Uniknya masjid ini dibangun tanpa menara, beratap limas dan tanpa hiasan di ujungnya, entah itu bulan sabit atau hiasan atap khas Jawa yang disebut memolo. Konon, hiasan di atap Masjid Agung Kasepuhan berpindah ke atap Masjid Agung Banten.

Dibalik semua kisah sejarah yang terdapat di Masjid Agung Sang Cipta Rasa ini terdapat pesan Sunan Gunung Jati selaku pemilik masjid ini. Selama hidupnya beliau pernah berpesan, diantara  yang paling terkenal pesan beliau adalah : "Ingsun titipna tajug lan fakir miskin (Saya titip tajug dan fakir miskin)". Selain itu ada banyak pesan pesan beliau yang lain.

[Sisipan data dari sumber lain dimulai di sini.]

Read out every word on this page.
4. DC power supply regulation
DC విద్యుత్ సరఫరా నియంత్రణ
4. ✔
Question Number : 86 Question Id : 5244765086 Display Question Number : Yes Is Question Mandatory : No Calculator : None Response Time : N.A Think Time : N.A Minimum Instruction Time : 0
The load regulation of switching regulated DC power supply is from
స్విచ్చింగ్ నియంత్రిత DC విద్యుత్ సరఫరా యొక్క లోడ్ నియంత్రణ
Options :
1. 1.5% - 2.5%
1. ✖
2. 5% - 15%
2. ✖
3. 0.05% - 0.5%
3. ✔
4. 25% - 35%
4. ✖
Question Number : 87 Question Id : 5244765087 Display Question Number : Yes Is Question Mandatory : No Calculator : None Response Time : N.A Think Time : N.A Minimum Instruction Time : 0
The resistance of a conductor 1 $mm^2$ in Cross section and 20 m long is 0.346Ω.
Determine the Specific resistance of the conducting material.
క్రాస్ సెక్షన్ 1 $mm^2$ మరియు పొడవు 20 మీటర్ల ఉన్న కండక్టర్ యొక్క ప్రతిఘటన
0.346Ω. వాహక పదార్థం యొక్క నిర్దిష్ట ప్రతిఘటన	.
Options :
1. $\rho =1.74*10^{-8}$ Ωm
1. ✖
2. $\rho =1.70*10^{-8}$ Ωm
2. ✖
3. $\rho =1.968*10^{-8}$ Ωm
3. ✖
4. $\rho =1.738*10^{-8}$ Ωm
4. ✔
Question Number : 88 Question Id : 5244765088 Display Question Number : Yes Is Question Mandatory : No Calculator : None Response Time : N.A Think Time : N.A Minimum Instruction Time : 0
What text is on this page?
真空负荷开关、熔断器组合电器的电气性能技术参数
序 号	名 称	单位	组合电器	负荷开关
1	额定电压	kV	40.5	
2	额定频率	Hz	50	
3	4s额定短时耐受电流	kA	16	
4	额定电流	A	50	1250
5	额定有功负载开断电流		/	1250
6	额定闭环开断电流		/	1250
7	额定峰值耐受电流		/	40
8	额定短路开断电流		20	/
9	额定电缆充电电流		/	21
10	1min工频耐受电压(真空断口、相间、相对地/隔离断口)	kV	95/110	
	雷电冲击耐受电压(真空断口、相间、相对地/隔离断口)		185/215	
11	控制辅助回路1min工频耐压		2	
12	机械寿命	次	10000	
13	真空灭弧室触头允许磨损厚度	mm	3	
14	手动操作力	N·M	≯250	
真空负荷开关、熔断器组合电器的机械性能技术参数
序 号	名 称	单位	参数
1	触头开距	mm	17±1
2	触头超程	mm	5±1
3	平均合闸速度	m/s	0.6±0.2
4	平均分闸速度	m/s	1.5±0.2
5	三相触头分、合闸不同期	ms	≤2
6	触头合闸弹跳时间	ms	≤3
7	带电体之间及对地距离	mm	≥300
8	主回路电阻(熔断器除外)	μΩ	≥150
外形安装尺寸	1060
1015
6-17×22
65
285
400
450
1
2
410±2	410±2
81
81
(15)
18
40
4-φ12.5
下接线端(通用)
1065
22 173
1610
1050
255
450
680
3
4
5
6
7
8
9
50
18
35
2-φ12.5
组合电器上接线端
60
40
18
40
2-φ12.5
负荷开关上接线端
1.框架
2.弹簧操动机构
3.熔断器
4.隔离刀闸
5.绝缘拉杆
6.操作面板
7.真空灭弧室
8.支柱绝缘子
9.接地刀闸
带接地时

Pesan beliau yang berbunyi “Ingsun titipna tajug lan fakir miskin (Saya titip tajug dan fakir miskin)” pesan ini juga di pampang di depan makam beliau. Hanya saja entah kesalahan penafsiran orang-orang terhadap pesan beliau, hingga kini apabila kita berkunjung ke Masjid Agung Sang Cipta Rasa bertepatan dengan sholat jumat atau peringatan hari-hari besar islam di halaman masjid berjejer para peminta peminta, bahakan tidak hanya di hari-hari tertentu saja sekarang setiap hari para peminta akan berjejer di area pintu masuk ke Masjid Agung Sang Cipta Rasa.

Tidak hanya di masjid kondisi lebih ramai akan kita jumpai di sekitar makam beliau, yaitu komplek pemakaman kesultanan di Gunung Sembung yang berseberangan dengan komplek pemakaman Gunung Jati tempat bermakamnya Sheh Nur Jati. Di komplek pemakaman  tersebut, para pengemis dan peminta-minta tidak hanya sekedar berjejer saja tapi sudah tahap mengerubuti para peziarah makam.

Memang butuh kearifan dan pemahaman yang baik dari semua pihak untuk menjalankan amanah dari Sunan Gunung Jati tersebut, beliau menitipkan tajug dan fakir miskin tentunya untuk dimakmurkan. Semakin banyaknya atau semakin maraknya praktek para peminta minta di sekitar makam beliau sepertinya bukanlah hal yang baik dari pelaksanaan pesan tersebut.